Liebe & Sex
Die Sexfrage: Wie lerne ich mich sexuell richtig kennen?
- Text: Bettina Disler
- Bild: Stocksy; Collage: annabelle
Alle zwei Wochen beantwortet Paar- und Sexualtherapeutin Bettina Disler eine Frage zum Thema Liebe oder Sex. Diesmal geht es um die eigene sexuelle Lust.

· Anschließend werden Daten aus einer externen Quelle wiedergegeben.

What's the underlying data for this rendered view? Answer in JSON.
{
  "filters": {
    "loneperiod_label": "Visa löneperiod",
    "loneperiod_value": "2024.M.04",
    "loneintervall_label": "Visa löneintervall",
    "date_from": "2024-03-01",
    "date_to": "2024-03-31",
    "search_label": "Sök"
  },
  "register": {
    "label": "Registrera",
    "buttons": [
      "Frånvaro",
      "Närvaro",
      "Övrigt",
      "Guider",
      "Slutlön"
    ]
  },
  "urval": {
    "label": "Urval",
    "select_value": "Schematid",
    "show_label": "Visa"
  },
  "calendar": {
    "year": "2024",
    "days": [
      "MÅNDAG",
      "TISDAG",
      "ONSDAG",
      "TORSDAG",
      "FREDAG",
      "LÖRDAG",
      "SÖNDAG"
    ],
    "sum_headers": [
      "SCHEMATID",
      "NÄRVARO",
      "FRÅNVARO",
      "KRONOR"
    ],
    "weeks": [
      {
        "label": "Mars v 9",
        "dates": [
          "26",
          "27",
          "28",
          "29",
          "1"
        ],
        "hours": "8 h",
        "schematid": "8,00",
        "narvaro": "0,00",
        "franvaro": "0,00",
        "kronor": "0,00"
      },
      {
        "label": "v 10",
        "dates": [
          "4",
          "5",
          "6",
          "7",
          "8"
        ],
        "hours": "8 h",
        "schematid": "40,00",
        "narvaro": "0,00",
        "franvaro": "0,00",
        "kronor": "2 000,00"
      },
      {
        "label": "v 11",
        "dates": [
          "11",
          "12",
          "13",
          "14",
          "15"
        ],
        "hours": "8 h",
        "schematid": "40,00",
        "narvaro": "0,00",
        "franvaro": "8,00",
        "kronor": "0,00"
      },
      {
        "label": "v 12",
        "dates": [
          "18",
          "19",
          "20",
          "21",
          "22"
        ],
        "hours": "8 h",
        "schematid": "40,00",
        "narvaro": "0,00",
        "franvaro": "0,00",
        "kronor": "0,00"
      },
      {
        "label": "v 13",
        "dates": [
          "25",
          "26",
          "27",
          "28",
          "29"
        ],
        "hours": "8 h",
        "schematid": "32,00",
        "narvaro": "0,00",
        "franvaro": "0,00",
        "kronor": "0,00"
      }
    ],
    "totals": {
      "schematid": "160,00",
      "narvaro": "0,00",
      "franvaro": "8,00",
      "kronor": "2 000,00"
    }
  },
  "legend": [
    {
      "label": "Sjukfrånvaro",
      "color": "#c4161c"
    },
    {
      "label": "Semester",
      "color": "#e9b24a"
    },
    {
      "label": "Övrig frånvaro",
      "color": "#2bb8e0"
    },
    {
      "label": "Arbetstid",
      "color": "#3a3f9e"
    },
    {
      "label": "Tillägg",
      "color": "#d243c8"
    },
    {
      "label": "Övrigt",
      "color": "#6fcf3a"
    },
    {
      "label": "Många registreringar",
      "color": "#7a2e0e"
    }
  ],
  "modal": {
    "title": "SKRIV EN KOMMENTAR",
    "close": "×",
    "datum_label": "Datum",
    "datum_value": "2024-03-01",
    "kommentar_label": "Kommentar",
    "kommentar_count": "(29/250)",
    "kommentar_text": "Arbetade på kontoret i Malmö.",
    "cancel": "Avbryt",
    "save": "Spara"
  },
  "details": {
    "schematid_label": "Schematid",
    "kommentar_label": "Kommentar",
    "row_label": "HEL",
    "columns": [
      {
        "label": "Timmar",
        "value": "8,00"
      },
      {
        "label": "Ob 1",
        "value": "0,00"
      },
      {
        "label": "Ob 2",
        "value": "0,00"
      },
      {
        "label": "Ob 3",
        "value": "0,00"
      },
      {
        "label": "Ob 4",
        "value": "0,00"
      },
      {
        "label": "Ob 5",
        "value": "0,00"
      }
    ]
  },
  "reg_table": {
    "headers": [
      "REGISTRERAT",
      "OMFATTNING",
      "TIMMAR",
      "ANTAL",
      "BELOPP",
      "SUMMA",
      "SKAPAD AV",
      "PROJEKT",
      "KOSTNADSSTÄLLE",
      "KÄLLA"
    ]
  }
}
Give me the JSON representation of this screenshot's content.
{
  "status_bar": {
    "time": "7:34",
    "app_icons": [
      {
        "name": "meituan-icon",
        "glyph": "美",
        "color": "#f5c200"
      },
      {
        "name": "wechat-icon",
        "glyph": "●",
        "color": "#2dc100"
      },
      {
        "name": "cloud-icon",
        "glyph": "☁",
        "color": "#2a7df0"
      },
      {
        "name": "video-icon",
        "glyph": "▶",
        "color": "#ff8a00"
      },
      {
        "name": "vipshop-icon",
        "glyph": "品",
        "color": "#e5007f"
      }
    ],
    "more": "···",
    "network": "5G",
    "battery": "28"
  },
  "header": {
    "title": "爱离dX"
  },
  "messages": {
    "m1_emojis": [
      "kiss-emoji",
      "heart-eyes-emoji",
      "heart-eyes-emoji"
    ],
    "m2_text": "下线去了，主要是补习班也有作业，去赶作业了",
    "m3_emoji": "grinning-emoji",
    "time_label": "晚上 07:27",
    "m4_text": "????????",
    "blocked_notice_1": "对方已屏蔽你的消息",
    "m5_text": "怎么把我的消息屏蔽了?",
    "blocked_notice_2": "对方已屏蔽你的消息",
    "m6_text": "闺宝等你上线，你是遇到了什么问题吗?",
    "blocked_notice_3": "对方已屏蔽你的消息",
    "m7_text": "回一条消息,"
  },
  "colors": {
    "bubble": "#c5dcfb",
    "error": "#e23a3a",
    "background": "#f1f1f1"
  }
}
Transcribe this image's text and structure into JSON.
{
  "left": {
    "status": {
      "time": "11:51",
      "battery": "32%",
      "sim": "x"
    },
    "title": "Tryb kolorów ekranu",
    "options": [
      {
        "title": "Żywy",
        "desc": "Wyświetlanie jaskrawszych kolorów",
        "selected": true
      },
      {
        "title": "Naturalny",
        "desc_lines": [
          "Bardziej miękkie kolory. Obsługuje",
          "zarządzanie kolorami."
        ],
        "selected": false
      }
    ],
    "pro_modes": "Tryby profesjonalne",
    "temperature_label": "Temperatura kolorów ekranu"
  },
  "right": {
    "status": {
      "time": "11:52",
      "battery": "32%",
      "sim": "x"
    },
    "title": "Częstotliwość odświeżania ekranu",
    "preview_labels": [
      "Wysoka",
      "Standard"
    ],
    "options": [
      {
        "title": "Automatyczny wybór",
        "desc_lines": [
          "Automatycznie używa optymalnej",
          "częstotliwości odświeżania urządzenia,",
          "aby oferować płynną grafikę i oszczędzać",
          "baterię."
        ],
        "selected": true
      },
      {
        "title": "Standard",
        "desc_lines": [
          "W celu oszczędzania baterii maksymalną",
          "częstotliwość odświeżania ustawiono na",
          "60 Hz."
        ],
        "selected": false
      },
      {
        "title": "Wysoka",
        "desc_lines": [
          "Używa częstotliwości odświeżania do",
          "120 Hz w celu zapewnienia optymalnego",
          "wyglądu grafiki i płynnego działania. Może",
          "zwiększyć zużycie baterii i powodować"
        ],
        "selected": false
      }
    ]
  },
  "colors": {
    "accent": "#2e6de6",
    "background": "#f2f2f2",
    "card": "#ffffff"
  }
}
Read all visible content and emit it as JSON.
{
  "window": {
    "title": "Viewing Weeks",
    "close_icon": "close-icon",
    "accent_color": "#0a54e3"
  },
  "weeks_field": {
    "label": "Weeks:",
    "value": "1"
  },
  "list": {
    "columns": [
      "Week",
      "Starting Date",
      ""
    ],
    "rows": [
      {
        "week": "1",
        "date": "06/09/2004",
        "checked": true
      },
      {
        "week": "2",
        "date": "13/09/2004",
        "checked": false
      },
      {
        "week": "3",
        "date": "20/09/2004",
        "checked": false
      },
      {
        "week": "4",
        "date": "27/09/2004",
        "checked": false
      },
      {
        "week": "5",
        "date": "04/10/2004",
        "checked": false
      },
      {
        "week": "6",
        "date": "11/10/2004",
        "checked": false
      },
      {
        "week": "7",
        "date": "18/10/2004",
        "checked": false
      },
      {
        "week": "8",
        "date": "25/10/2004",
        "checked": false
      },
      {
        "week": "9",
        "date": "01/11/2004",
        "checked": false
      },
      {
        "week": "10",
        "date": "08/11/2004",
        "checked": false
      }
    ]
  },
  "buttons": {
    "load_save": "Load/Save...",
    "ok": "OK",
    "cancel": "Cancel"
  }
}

Sich selbst annehmen zu können, ist eine grundlegende Voraussetzung dafür, um sich sexuell kennenzulernen. Denn Selbstliebe und das Vertrauen in sich selbst helfen dir, deine Wünsche besser wahrzunehmen und deinen Körper genau zu spüren.
Kenntnisse über die Anatomie, insbesondere wie dein Geschlechtsteil aussieht und aufgebaut ist, schaffen einen Zugang, um deine eigenen erogenen Zonen besser kennenzulernen. Ein «Mapping» deiner Vulva beziehungsweise Vagina oder deines Penis ist eine hilfreiche Übung, welche dir eine erste Orientierung geben kann.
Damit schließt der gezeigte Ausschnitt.